Ces derniers mois ont été intenses.
Vous l’avez sûrement vu passer dans les médias :
132 animateurs ont été suspendus depuis le début de l'année dans le périscolaire parisien.
Parmi eux, 52 sont visés par des suspicions de violences sexuelles sur mineurs.
Des enquêtes judiciaires sont déjà ouvertes dans 84 écoles maternelles à Paris.
Mais dans tout l’hexagone, les médias révèlent de plus en plus d’affaires sordides !
Combien d'agresseurs sexuels sont encore tapis dans l’ombre ?
Depuis la mise en place (le 1er octobre 2025) de l’obligation de la consultation d’honorabilité dans les secteurs de la protection de l’enfance et de la petite enfance, en 3 petits mois… 3 000 profils dangereux ont été écartés en France après la vérification de leurs antécédents judiciaires !
Ça fait froid dans le dos.
Et malheureusement, l'actualité nous rappelle chaque jour pourquoi notre combat pour protéger les enfants est devenu indispensable.
Partout en France, les scandales se succèdent
Partout en France, des enfants révèlent l’horreur qu'ils ont parfois subi pendant des années dans le silence.
Des enfants, et même des tout petits, ont vécu l’impensable.
Ces adultes dangereux ont eu des comportements inadaptés sur des enfants, confiés par leurs parents. Je ne détaillerai pas ici, c’est un cauchemar.
Et puis, il y a eu Lyhanna.
11 ans. Violée puis tuée.
Une enfant qui aurait pu être protégée, si la justice avait pris en compte les cas concernant d’autres victimes “potentielles” (présomption d’innocence).

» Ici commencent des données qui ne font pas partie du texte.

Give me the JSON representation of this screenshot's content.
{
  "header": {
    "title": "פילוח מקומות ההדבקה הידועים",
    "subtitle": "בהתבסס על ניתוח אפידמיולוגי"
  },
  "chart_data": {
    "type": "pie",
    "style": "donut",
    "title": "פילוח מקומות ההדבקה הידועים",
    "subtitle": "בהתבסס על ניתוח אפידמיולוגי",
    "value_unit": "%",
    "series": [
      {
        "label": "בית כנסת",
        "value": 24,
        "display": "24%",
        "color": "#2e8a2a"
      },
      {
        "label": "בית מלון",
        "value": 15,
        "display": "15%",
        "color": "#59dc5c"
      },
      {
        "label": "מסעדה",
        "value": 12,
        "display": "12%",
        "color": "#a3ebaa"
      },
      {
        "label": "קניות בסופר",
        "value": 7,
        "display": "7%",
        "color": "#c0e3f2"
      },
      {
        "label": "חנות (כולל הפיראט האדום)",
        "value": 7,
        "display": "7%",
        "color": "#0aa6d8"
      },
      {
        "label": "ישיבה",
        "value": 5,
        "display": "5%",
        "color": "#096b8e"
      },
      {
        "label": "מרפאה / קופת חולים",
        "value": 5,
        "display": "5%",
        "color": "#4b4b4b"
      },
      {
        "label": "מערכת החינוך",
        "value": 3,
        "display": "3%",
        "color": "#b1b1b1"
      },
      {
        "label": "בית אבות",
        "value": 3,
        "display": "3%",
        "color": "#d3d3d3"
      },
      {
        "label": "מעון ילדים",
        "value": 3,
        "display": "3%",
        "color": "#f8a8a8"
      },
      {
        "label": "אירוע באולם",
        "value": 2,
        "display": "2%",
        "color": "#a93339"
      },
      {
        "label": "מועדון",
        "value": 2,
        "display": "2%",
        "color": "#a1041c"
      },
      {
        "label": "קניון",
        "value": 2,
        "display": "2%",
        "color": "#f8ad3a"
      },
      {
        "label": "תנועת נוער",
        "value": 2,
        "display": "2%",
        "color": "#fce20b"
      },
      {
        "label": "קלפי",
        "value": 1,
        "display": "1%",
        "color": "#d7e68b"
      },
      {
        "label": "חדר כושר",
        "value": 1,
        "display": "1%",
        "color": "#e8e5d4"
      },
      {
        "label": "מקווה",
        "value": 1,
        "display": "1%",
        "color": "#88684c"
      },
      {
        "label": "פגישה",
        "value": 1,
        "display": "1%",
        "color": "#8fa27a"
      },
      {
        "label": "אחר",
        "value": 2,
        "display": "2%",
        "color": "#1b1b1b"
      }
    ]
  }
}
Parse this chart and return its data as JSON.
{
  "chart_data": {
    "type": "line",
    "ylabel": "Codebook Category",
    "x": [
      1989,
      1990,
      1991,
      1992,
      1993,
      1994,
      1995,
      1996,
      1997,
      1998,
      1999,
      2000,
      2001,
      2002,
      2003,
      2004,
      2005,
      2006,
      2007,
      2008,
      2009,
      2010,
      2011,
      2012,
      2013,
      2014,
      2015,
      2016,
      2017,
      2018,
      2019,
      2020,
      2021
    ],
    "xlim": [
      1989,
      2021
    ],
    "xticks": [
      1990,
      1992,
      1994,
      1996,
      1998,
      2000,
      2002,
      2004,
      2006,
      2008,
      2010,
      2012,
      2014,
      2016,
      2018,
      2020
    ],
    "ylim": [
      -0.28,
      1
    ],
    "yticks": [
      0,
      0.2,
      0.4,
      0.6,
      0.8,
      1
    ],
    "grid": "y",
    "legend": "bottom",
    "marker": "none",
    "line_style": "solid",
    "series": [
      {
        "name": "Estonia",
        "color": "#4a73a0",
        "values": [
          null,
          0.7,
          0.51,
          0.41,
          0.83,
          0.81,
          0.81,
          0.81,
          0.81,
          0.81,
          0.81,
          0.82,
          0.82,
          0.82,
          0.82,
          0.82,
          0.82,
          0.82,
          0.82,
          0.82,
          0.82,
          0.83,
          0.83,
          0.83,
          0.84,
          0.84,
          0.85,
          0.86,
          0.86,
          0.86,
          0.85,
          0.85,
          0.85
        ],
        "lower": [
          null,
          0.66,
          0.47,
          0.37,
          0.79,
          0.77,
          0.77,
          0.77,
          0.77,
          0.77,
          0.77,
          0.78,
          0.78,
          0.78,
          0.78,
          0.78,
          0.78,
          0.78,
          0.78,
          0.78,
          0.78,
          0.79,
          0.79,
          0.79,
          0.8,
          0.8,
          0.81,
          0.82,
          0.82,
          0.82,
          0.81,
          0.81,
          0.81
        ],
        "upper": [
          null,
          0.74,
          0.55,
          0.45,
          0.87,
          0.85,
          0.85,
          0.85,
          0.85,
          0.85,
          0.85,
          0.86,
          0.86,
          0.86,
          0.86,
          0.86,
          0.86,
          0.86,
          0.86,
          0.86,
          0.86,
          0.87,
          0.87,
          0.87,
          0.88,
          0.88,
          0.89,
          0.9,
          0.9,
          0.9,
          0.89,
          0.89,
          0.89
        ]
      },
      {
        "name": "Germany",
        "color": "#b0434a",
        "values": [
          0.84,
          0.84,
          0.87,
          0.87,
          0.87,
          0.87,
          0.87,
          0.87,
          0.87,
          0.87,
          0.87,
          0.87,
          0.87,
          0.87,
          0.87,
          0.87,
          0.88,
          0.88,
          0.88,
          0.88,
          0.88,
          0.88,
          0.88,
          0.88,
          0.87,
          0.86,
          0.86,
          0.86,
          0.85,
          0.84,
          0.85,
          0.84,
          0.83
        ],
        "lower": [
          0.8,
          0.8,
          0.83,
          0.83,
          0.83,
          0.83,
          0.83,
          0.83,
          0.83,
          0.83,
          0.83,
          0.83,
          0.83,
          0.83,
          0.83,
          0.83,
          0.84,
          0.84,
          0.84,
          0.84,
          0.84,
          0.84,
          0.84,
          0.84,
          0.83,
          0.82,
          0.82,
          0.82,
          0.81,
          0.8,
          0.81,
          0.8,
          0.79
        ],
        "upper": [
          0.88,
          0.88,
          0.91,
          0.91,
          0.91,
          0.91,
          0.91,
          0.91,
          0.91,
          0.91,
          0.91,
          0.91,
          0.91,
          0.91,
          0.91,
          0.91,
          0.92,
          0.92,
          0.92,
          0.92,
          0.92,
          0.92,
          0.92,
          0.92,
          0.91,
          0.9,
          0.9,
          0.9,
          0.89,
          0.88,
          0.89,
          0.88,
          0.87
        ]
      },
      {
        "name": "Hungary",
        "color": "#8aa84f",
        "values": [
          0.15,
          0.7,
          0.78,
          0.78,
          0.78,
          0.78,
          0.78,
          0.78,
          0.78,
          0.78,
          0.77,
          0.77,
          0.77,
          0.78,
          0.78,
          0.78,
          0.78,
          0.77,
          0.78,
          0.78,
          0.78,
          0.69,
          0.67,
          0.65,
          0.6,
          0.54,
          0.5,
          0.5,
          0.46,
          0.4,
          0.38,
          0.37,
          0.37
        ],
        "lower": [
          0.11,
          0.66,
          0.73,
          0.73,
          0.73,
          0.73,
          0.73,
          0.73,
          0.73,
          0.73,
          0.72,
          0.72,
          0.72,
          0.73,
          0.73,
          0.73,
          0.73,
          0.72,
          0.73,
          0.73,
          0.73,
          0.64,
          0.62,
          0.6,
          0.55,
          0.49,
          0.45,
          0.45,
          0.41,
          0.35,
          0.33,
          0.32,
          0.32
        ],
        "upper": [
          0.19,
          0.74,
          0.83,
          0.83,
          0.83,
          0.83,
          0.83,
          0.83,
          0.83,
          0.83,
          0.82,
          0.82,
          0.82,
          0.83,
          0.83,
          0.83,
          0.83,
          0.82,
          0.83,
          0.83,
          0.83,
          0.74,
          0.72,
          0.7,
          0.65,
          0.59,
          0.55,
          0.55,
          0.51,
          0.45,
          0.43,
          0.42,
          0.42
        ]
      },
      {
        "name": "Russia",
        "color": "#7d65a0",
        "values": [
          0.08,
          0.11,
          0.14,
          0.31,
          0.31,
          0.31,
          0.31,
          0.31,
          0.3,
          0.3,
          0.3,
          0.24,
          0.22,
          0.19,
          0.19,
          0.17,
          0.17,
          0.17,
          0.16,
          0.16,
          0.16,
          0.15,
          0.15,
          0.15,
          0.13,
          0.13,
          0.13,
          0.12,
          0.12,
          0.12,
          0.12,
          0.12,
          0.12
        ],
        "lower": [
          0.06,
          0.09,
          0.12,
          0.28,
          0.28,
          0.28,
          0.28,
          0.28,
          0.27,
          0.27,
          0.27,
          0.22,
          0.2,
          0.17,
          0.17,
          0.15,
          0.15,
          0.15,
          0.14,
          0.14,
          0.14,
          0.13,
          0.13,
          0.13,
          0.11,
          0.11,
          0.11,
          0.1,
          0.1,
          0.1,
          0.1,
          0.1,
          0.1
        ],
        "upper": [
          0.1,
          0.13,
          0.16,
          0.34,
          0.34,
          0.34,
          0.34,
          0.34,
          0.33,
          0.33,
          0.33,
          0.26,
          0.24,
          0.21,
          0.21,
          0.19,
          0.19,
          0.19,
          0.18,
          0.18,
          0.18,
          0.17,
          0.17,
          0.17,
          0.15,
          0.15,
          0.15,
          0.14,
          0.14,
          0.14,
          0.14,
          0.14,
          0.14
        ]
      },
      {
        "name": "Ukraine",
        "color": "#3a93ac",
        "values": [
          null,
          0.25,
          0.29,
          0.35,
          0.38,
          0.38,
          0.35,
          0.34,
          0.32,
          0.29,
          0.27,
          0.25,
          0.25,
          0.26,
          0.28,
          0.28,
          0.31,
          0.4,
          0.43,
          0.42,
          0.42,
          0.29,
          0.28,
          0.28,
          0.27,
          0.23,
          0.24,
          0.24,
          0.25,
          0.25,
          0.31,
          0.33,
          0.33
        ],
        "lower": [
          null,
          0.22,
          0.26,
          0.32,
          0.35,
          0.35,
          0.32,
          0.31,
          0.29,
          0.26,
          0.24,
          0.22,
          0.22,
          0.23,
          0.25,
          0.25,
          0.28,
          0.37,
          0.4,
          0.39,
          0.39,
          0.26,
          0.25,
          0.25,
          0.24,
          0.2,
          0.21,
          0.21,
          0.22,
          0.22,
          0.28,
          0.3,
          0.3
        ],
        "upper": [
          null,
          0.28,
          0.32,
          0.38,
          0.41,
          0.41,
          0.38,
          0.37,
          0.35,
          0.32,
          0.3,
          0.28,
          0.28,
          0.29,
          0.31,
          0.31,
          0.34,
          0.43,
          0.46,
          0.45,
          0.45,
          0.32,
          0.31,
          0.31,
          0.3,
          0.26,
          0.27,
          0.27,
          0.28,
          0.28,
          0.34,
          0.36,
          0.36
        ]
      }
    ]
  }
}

Une enfant qui ne pourra plus jamais être protégée, à la différence des 14 millions autres enfants mineurs en France.
Face à ces drames, nous refusons l'impuissance.
Nous refusons que la protection des enfants continue d'être traitée comme une variable d'ajustement administrative.
Et le problème n'est pas seulement judiciaire.
Il est aussi révélateur d'une absence de prévention efficace.
Aujourd'hui encore, dans certains secteurs d'activité, des adultes peuvent être en contact habituel avec des mineurs sans que leurs antécédents aient systématiquement été vérifiés.
C'est précisément cette faille que nous combattons !
Nous avons mené un important travail d'analyse juridique afin d'identifier les dysfonctionnements des dispositifs actuels et de proposer des solutions concrètes pour mieux protéger les mineurs.
Nous avons rédigé, puis diffusé à tous les élus du Parlement, une proposition de loi visant à obtenir la généralisation du contrôle de l'honorabilité pour tous les adultes en contact régulier avec des mineurs.